In my recent observation of a church member dying from cancer, I have seen the ultimate faith, the epitome of "to live is Christ, and to die is gain." It is an attitude so contradictory in nature—that although suffering is upon his body every single moment, his spirit is strong and glorifying God.
The ultimate faith is undeterred by any trials or sufferings. Instead, it remains steadfast even when God does not bestow His blessings. It is a spirit that never gives up in the hope it first believed in.

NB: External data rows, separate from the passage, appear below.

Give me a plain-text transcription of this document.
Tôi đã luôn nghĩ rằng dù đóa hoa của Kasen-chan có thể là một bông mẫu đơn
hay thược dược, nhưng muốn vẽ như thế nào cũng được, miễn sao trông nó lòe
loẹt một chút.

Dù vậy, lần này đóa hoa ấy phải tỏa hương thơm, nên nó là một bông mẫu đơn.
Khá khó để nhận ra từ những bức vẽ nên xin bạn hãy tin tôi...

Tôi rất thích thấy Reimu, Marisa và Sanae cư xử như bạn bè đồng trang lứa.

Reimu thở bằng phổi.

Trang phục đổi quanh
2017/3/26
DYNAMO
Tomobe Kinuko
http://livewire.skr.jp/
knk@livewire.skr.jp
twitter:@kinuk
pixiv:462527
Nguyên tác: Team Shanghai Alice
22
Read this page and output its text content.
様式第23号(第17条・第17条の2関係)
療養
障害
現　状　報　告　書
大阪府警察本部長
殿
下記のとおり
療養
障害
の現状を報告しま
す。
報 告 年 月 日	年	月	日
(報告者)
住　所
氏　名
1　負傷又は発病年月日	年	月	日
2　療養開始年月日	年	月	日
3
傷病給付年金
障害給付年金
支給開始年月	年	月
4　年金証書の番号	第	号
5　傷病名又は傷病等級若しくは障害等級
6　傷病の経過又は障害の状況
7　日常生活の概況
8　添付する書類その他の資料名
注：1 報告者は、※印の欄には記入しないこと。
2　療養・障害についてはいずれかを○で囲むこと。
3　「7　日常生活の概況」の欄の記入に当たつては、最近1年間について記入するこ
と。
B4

Upon threat of being thrown into a fiery furnace, Daniel's three friends exemplified this unyielding faith. Facing danger and death, they were able to deny the king and follow God's commands. They said,
If that is the case, our God whom we serve is able to deliver us from the burning fiery furnace, and He will deliver us from your hand, O king. But if not, let it be known to you, O king, that we do not serve your gods, nor will we worship the gold image which you have set up. (Dan 3:17-18)Their statement expressed the same conviction as Habbakuk's prayer. The youths were aware of God's omnipotence, that He had the ability to rescue them from the fire. Yet being unaware of God's will for them, they insisted that they would persevere in the faith even if God did not rescue them. The church brother suffering from cancer has not received healing from God; however, his faith is so steadfast that although suffering persists, he still has a desire to work for God.
This is the faith that we should attain in Christ. For if our faith is only built around blessings, the blessings may disappear, and so may our faith. Instead, let us put our trust in God no matter the circumstances, keeping hold of His word. We ask God to give us this strength and, through our experiences, to refine us like gold. Then we shall be able to "joy in the God of [our] salvation."